Psa. 73:25 Whom have I in heaven but You?
And besides You, I desire nothing on earth.
Just sitting on my back porch alone under an outdoor heater, listening to worship music. Actually I’m not alone at all because His Presence fills the space I’m in, and the joy of His presence always makes me feel so alive and makes every moment seem so relevant. I’m grateful at times like this that what I do doesn’t define me, but who I am to Him, and who He is to me defines meaning, purpose, and happiness to me. The older I’ve gotten the more Song of Solomon means to me when it says, “I am My Beloved’s, and He is mine,” and “I am My Beloved’s, and His desire is for me.” My life stays really busy, and I have the privilege of spending most of my days telling others about My Beloved, but nothing compares to loving and being loved by My Beloved. I can’t say that was always true about me. Too many wasted years wanting to do something important for Him in the eyes of others so that I would feel important, and happy. I’ve learned over the years that the truth is, I am important because I am important to Him, and that the most important thing I can do, in the moment, is to love Him back.
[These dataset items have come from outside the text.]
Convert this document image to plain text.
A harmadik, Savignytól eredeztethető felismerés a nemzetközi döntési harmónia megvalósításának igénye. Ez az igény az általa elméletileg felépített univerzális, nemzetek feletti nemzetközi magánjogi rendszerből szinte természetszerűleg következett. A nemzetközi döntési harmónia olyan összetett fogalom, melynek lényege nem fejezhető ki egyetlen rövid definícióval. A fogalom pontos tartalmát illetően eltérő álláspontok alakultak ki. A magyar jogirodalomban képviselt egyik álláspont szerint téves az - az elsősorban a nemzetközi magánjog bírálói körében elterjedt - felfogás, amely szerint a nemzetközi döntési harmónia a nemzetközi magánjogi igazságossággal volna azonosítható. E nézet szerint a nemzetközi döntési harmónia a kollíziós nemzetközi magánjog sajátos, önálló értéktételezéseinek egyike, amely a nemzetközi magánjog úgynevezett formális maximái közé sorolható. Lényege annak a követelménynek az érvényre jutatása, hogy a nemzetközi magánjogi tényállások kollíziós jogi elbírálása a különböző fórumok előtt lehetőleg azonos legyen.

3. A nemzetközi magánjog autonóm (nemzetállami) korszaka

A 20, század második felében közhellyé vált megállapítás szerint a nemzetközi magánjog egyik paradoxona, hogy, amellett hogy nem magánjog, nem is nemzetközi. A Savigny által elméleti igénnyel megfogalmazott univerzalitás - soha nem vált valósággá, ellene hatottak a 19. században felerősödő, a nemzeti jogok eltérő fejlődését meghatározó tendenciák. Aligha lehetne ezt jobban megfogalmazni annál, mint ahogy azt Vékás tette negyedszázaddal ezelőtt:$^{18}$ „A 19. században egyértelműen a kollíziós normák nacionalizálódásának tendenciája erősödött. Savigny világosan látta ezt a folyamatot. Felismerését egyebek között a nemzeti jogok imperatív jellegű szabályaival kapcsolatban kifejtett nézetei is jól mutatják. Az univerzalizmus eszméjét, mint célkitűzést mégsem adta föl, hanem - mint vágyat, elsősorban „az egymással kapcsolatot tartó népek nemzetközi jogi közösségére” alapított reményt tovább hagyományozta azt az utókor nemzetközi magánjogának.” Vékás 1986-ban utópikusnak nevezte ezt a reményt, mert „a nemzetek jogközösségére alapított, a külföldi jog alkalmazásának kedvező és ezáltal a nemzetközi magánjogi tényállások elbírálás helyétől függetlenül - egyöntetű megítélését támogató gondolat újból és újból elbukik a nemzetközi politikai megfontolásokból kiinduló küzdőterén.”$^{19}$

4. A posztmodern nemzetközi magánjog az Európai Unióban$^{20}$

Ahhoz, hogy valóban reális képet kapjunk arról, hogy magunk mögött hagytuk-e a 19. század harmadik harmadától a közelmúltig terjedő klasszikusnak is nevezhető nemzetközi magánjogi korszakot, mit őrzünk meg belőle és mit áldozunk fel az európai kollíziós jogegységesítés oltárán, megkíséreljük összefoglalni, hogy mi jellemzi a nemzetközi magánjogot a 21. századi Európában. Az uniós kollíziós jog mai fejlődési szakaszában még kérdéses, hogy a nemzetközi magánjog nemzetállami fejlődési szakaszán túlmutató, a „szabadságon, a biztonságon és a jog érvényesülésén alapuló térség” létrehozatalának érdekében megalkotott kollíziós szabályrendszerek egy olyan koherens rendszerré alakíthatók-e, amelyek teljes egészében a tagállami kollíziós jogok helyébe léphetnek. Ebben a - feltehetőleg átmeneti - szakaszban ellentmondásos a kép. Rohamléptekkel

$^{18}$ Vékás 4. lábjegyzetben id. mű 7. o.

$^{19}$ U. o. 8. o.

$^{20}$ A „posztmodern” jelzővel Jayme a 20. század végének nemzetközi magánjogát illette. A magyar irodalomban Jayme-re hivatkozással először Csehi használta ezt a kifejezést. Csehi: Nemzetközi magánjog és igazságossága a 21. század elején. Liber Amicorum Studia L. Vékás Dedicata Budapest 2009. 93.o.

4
I’ll never do anything more significant than to simply adore Him, and to enjoy Him adoring me. Don’t get me wrong, I love to serve Him because it brings My Beloved pleasure, but I don’t have to be busy, or do sensational things to feel worth. He considers me worthy of His love, and being in His lovesick presence, loving Him back is enough for me. Sitting on this porch, I’ve never been so not alone.